Sunday, November 20, 2016

Isaiah 2.3: Of Swords and Plowshares

Has there been a time since the words were written that humanity hasn't longed for the actualization of Isaiah 2:3 (part of the reading from Hebrew scripture for Advent 1A)? Surely we do now. Imagine a world where nation did not lift up sword against nation. To this point in human history, though, it seems that beating swords into plowshares is an episodic happening rather than an eternally established reality.

American artist Winslow Homer understood the cost of war. He was in his mid-twenties when the Civil War broke out. Though he did not serve in the army, he was a "special artist" for Harper's Weekly magazine and, as such, moved in and among the armies and battle lines during the war. For almost two months in 1861 he traveled with George McClellan's Army of the Potomac through Virginia.

Homer created a large oil painting that illustrates rather than preaches Isaiah's vision of a time when the tools of war are traded for tools of agriculture. The artist worked on the painting for several months after the war was over. Abraham Lincoln had been assassinated and the nation was working its way toward again being "united" states. Homer places an anonymous veteran in an actual field. A Union Army jacket is discarded in the lower right corner along with a canteen. The jacket has been abandoned presumably because the heat of the day and the exertion of the work makes a jacket unnecessary. But it is also the truth that this farmer has abandoned his military occupation and returned to his farm - he has traded the battlefield for the wheatfield. Hence the title of the painting.
Winslow Homer. The Veteran in a New Field. 1865. NY: Metropolitan Museum of Art. http://www.metmuseum.org/toah/works-of-art/67.187.131/
Judging by the painting, the plows have done their work well. The 1865 wheat crop is documented to have been a bumper crop.
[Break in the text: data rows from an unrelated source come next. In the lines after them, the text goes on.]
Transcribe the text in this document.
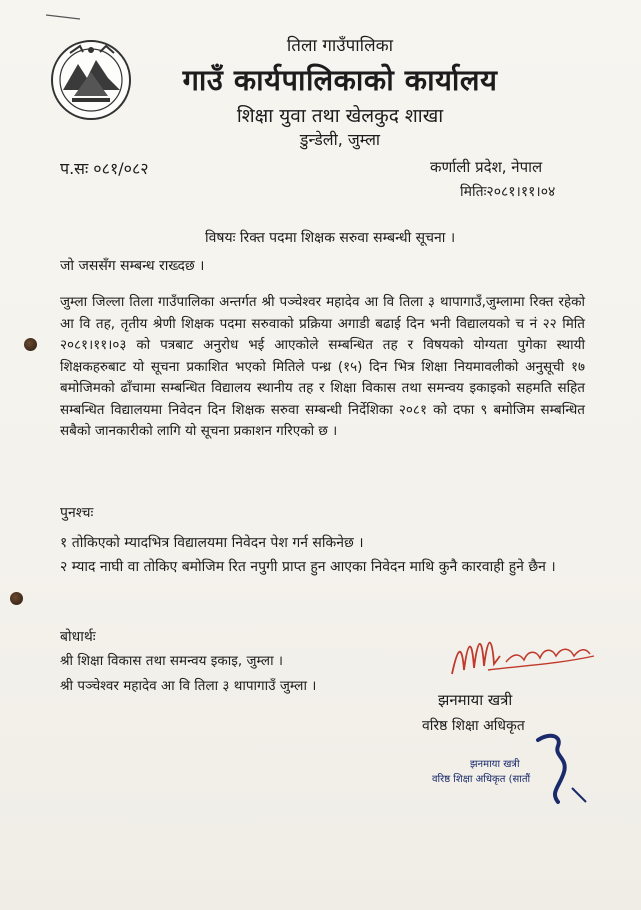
तिला गाउँपालिका
गाउँ कार्यपालिकाको कार्यालय
शिक्षा युवा तथा खेलकुद शाखा
डुन्डेली, जुम्ला
प.सः ०८१/०८२	कर्णाली प्रदेश, नेपाल
मितिः२०८१।११।०४
विषयः रिक्त पदमा शिक्षक सरुवा सम्बन्धी सूचना ।
जो जससँग सम्बन्ध राख्दछ ।
जुम्ला जिल्ला तिला गाउँपालिका अन्तर्गत श्री पञ्चेश्वर महादेव आ वि तिला ३ थापागाउँ,जुम्लामा रिक्त रहेको आ वि तह, तृतीय श्रेणी शिक्षक पदमा सरुवाको प्रक्रिया अगाडी बढाई दिन भनी विद्यालयको च नं २२ मिति २०८१।११।०३ को पत्रबाट अनुरोध भई आएकोले सम्बन्धित तह र विषयको योग्यता पुगेका स्थायी शिक्षकहरुबाट यो सूचना प्रकाशित भएको मितिले पन्ध्र (१५) दिन भित्र शिक्षा नियमावलीको अनुसूची १७ बमोजिमको ढाँचामा सम्बन्धित विद्यालय स्थानीय तह र शिक्षा विकास तथा समन्वय इकाइको सहमति सहित सम्बन्धित विद्यालयमा निवेदन दिन शिक्षक सरुवा सम्बन्धी निर्देशिका २०८१ को दफा ९ बमोजिम सम्बन्धित सबैको जानकारीको लागि यो सूचना प्रकाशन गरिएको छ ।
पुनश्चः
१ तोकिएको म्यादभित्र विद्यालयमा निवेदन पेश गर्न सकिनेछ ।
२ म्याद नाघी वा तोकिए बमोजिम रित नपुगी प्राप्त हुन आएका निवेदन माथि कुनै कारवाही हुने छैन ।
बोधार्थः
श्री शिक्षा विकास तथा समन्वय इकाइ, जुम्ला ।
श्री पञ्चेश्वर महादेव आ वि तिला ३ थापागाउँ जुम्ला ।
झनमाया खत्री
वरिष्ठ शिक्षा अधिकृत
झनमाया खत्री
वरिष्ठ शिक्षा अधिकृत (सातौं
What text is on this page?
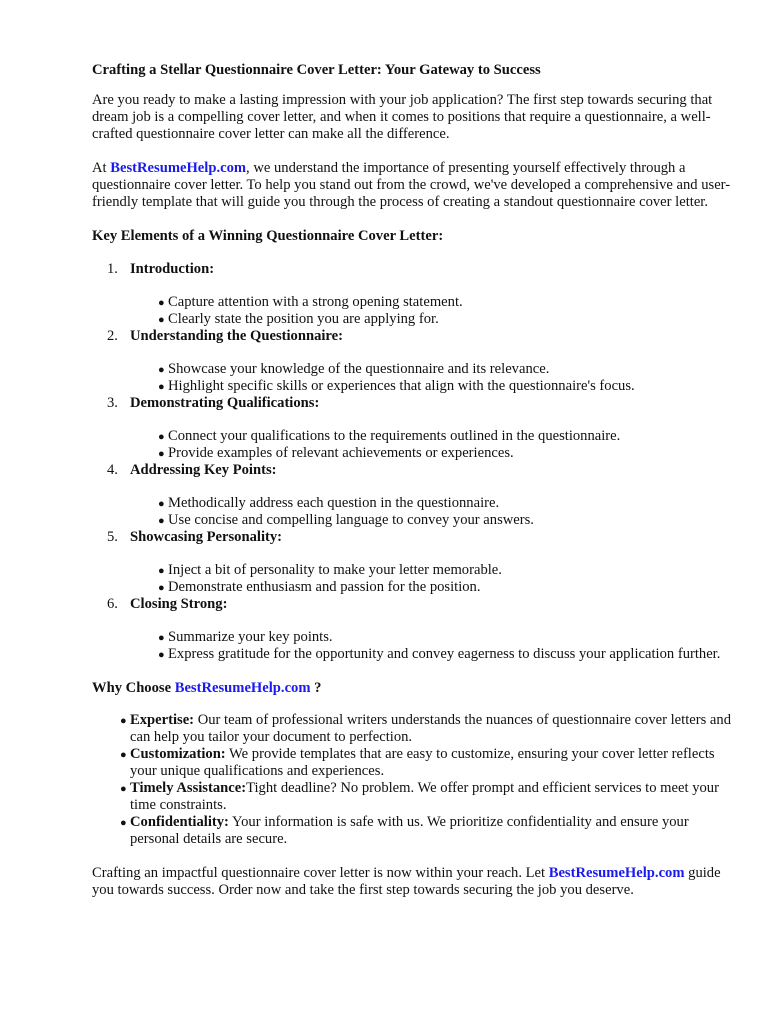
Crafting a Stellar Questionnaire Cover Letter: Your Gateway to Success

Are you ready to make a lasting impression with your job application? The first step towards securing that dream job is a compelling cover letter, and when it comes to positions that require a questionnaire, a well-crafted questionnaire cover letter can make all the difference.

At BestResumeHelp.com, we understand the importance of presenting yourself effectively through a questionnaire cover letter. To help you stand out from the crowd, we've developed a comprehensive and user-friendly template that will guide you through the process of creating a standout questionnaire cover letter.

Key Elements of a Winning Questionnaire Cover Letter:

1. Introduction:
● Capture attention with a strong opening statement.
● Clearly state the position you are applying for.
2. Understanding the Questionnaire:
● Showcase your knowledge of the questionnaire and its relevance.
● Highlight specific skills or experiences that align with the questionnaire's focus.
3. Demonstrating Qualifications:
● Connect your qualifications to the requirements outlined in the questionnaire.
● Provide examples of relevant achievements or experiences.
4. Addressing Key Points:
● Methodically address each question in the questionnaire.
● Use concise and compelling language to convey your answers.
5. Showcasing Personality:
● Inject a bit of personality to make your letter memorable.
● Demonstrate enthusiasm and passion for the position.
6. Closing Strong:
● Summarize your key points.
● Express gratitude for the opportunity and convey eagerness to discuss your application further.

Why Choose BestResumeHelp.com ?

● Expertise: Our team of professional writers understands the nuances of questionnaire cover letters and can help you tailor your document to perfection.
● Customization: We provide templates that are easy to customize, ensuring your cover letter reflects your unique qualifications and experiences.
● Timely Assistance:Tight deadline? No problem. We offer prompt and efficient services to meet your time constraints.
● Confidentiality: Your information is safe with us. We prioritize confidentiality and ensure your personal details are secure.

Crafting an impactful questionnaire cover letter is now within your reach. Let BestResumeHelp.com guide you towards success. Order now and take the first step towards securing the job you deserve.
Homer shows grain heads almost at the height of the farmer's head. One might see in this painting a positive outlook for the farmer and the nation. But there is a darker side.
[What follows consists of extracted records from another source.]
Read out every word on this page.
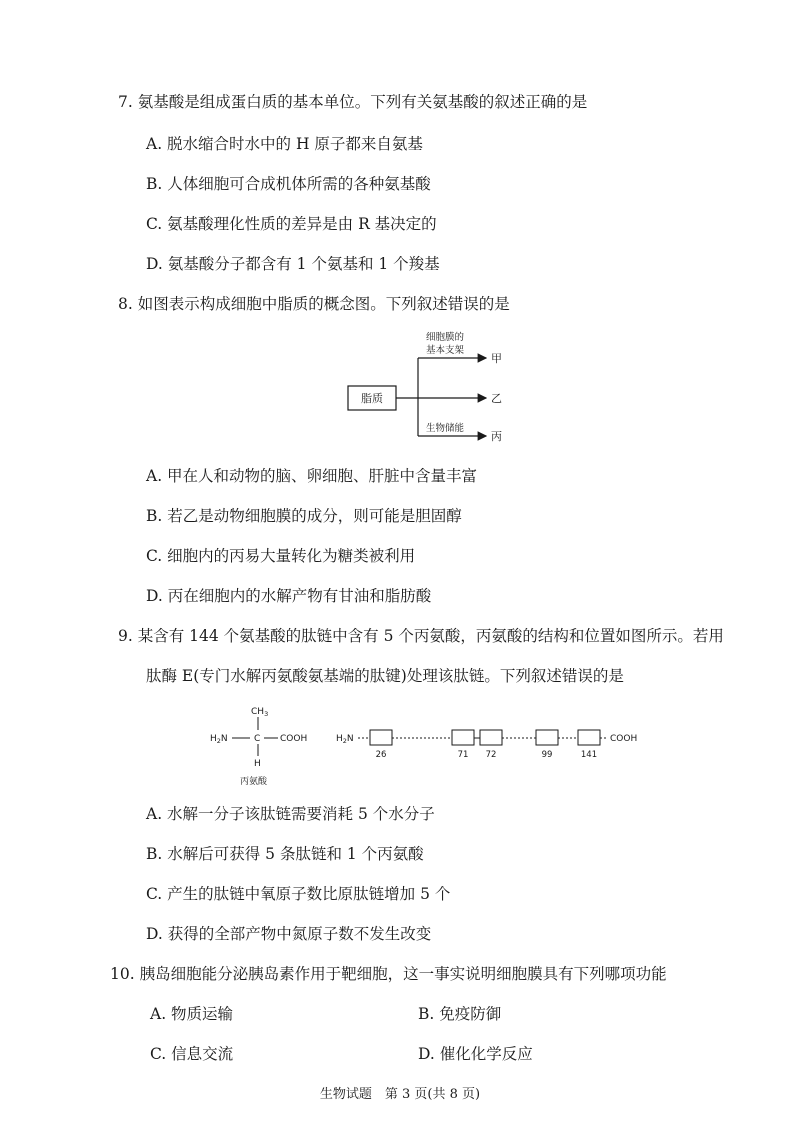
7. 氨基酸是组成蛋白质的基本单位。下列有关氨基酸的叙述正确的是
A. 脱水缩合时水中的 H 原子都来自氨基
B. 人体细胞可合成机体所需的各种氨基酸
C. 氨基酸理化性质的差异是由 R 基决定的
D. 氨基酸分子都含有 1 个氨基和 1 个羧基
8. 如图表示构成细胞中脂质的概念图。下列叙述错误的是
脂质
细胞膜的
基本支架
生物储能
甲
乙
丙
A. 甲在人和动物的脑、卵细胞、肝脏中含量丰富
B. 若乙是动物细胞膜的成分，则可能是胆固醇
C. 细胞内的丙易大量转化为糖类被利用
D. 丙在细胞内的水解产物有甘油和脂肪酸
9. 某含有 144 个氨基酸的肽链中含有 5 个丙氨酸，丙氨酸的结构和位置如图所示。若用
肽酶 E(专门水解丙氨酸氨基端的肽键)处理该肽链。下列叙述错误的是
$CH_3$
$H_2N$	C COOH
H
丙氨酸
$H_2N$	COOH
26	71 72	99	141
A. 水解一分子该肽链需要消耗 5 个水分子
B. 水解后可获得 5 条肽链和 1 个丙氨酸
C. 产生的肽链中氧原子数比原肽链增加 5 个
D. 获得的全部产物中氮原子数不发生改变
10. 胰岛细胞能分泌胰岛素作用于靶细胞，这一事实说明细胞膜具有下列哪项功能
A. 物质运输	B. 免疫防御
C. 信息交流	D. 催化化学反应
生物试题　第 3 页(共 8 页)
The farmer is harvesting wheat with a single-bladed scythe, a tool that was already out of date by 1865. Farmers of that time would have used a grain cradle or cradle scythe to harvest. Homer chose the older implement because of its association with the Grim Reaper. While Homer's veteran has moved on, both he and the viewer would have, in this scene, been reminded of the cost of war. Many of the bloodiest battles of the war were fought in fields, so fields had become associated with soldiers who were cut down and had fallen in the same way that this farmer now cuts and fells the wheat. Timothy O'Sullivan's photograph "Harvest of Death" shows the aftermath of the Battle of Gettysburg.

Isaiah's vision would have been as appealing to a 19th-century audience as it is to us today. Imagine. Nation shall not lift up sword against nation. Neither shall they learn war anymore.

Come, Lord Jesus.

1 comment:

  1. Lynn,

    Your commentary is insightfully inspiring. So many times I looked at this painting, as I do many others and the symbolism of the painter escapes me. Without this reading the painting stands on it's own as an image that projects something haunting with a paradox of both sadness and hope. Thank you for opening up this image in new ways for my own understanding, and for the paintings historical reference in time.